Thursday, June 24, 2010

Why I'm a Hot-Mess Housewife, by Sammi M. (Age 28)

Now, as I said in my "welcome" entry, I am a hot-mess housewife.

First, for all you non-hip white people out there, a definition of "hot mess" courtesy of Urban Dictionary:

1. hot mess
When ones thoughts or appearance are in a state of disarray but they maintain an undeniable attractiveness or beauty.
Although Nichole had just awaken, her boyfriend thought she was stunning - she was a hot mess.

2. hot mess
Someone or Something that is such a mess... the level of it, is off of the charts. It's past pathetic, past pitiful. It's to the point you almost have to walk away to keep from bustin a gut. Hot messes can exist in levels.

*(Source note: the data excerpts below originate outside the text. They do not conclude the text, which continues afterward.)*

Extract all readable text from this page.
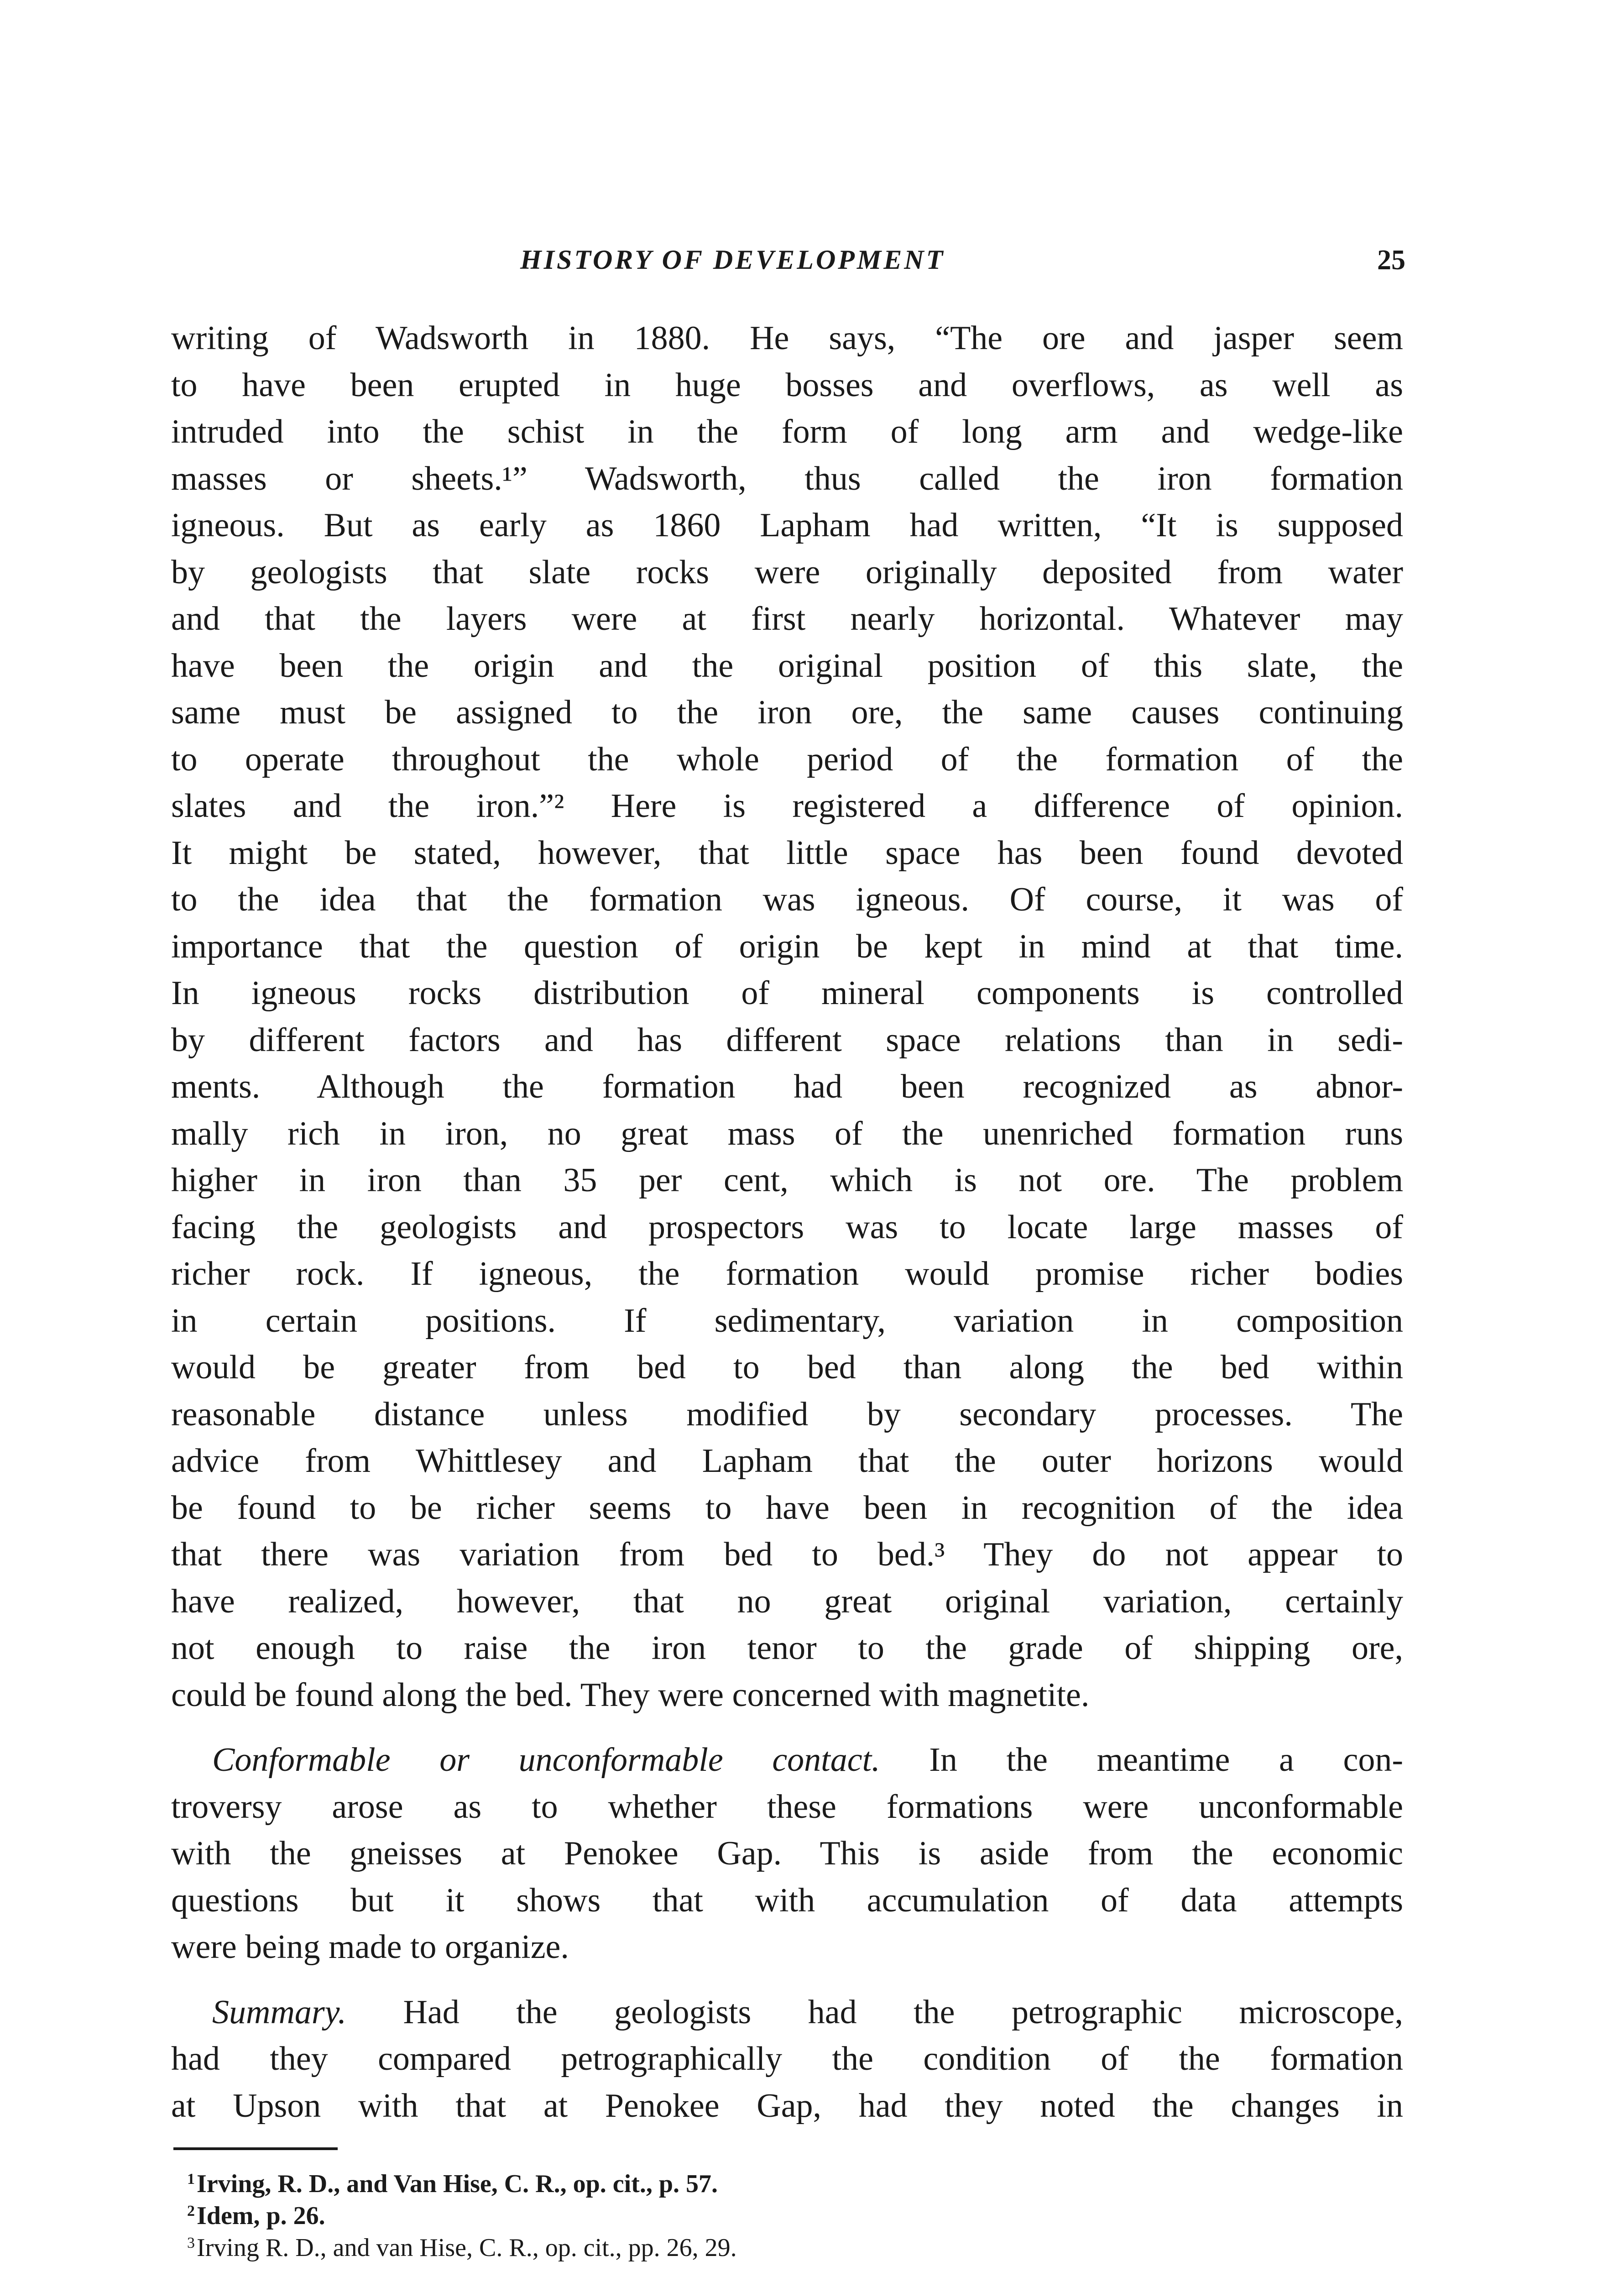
HISTORY OF DEVELOPMENT	25

writing of Wadsworth in 1880. He says, “The ore and jasper seem
to have been erupted in huge bosses and overflows, as well as
intruded into the schist in the form of long arm and wedge-like
masses or sheets.¹” Wadsworth, thus called the iron formation
igneous. But as early as 1860 Lapham had written, “It is supposed
by geologists that slate rocks were originally deposited from water
and that the layers were at first nearly horizontal. Whatever may
have been the origin and the original position of this slate, the
same must be assigned to the iron ore, the same causes continuing
to operate throughout the whole period of the formation of the
slates and the iron.”² Here is registered a difference of opinion.
It might be stated, however, that little space has been found devoted
to the idea that the formation was igneous. Of course, it was of
importance that the question of origin be kept in mind at that time.
In igneous rocks distribution of mineral components is controlled
by different factors and has different space relations than in sedi-
ments. Although the formation had been recognized as abnor-
mally rich in iron, no great mass of the unenriched formation runs
higher in iron than 35 per cent, which is not ore. The problem
facing the geologists and prospectors was to locate large masses of
richer rock. If igneous, the formation would promise richer bodies
in certain positions. If sedimentary, variation in composition
would be greater from bed to bed than along the bed within
reasonable distance unless modified by secondary processes. The
advice from Whittlesey and Lapham that the outer horizons would
be found to be richer seems to have been in recognition of the idea
that there was variation from bed to bed.³ They do not appear to
have realized, however, that no great original variation, certainly
not enough to raise the iron tenor to the grade of shipping ore,
could be found along the bed. They were concerned with magnetite.

Conformable or unconformable contact. In the meantime a con-
troversy arose as to whether these formations were unconformable
with the gneisses at Penokee Gap. This is aside from the economic
questions but it shows that with accumulation of data attempts
were being made to organize.

Summary. Had the geologists had the petrographic microscope,
had they compared petrographically the condition of the formation
at Upson with that at Penokee Gap, had they noted the changes in

$^1$Irving, R. D., and Van Hise, C. R., op. cit., p. 57.
$^2$Idem, p. 26.
$^3$Irving R. D., and van Hise, C. R., op. cit., pp. 26, 29.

i.e. Hot Mess, Hot Fuckin Mess
Oh my God, y'all a HOT MESS!

I'd love to say I lean towards the first definition more (and I'm sure The Hubs would humor me with a "yes"), but I'ma have to call a spade a spade and admit I'm more of the latter. *sigh*

Here's the deal: I did not grow up being made to clean. My dad (who I spent the predominant amount of my childhood with) was not a clean person unless he had a lady spending the night, or his live-in girlfriends made him. My mom was similar, until she married my stepdad (who is a very tidy man), so she let me slide. Then I went to college, and I moved every year, and it gradually resulted in my becoming messier and messier because I cared less and less; I mean, I was only going to be in any particular place for one year, so why bother even unpacking? SERIOUSLY. I didn't unpack anything other than necessities for most of college. I didn't even hang my clothes unless they were nice and needed to be preserved.

My husband is similarly messy, so he didn't mind my messiness as much at first, and we equally let our current apartment get pretty cluttered and ugly. We finally snapped out of it, though, and have been slowly working on changing our cleaning habits and making our apartment a home.

BUT we're still very much a work in progress. I'M still very much a work in progress when it comes to being a "housewife". While our apartment is much less hideous now, we're still lazy cleaners. For example:
  • We sometimes let the dishes go for about 2 weeks *eep*.
  • At any given moment, our kitchen counters are cluttered with spices and other ingredient apparati (apparatuses? apparatusi?)
  • Our laundry pile is so big, our dog sleeps on it sometimes instead of her dog bed.
  • Our main bedroom is basically a storage unit... oh man, if I had less pride, I'd take a picture to show you how bad it is. (Shockingly, I still have SOME pride.)
However, we make it our business to scrupulously clean our apartment whenever we have guests over, so our friends (hopefully) never think we're complete slobs. (Just mostly! ;p) We've been so much better about keeping things mostly tidy, it doesn't take us nearly as long to get clean. Our walls are still mostly bare, but I'm slowly adding to them. I've even hosted my first family event successfully!

So, yeah. I am NOT a good housewife. I'm a hot mess when it comes to the domestic arts. So this is my blog to work through that, and help out my fellow hot messes along the way. First step in Hot Mess Housewife recovery: admitting you're a hot mess and how hot that mess is.

I owned up to my stuff. WUT UP. Now as I'm maturing (or at least I hope this is maturity... and not the gradual slip into madness), I'm taking more pride in my home and find myself actually WANTING to clean. (Not that this desire actually leads to cleaning half the time, but at least the WANT is there now! ;p ) Right now I'm working on cooking at home more, getting our bedroom in order, and making our home a little more "home-y" with self-made decorations. As such, my successes (and hopefully rare failures) will be shared with you via this blog for you to use or help me improve upon!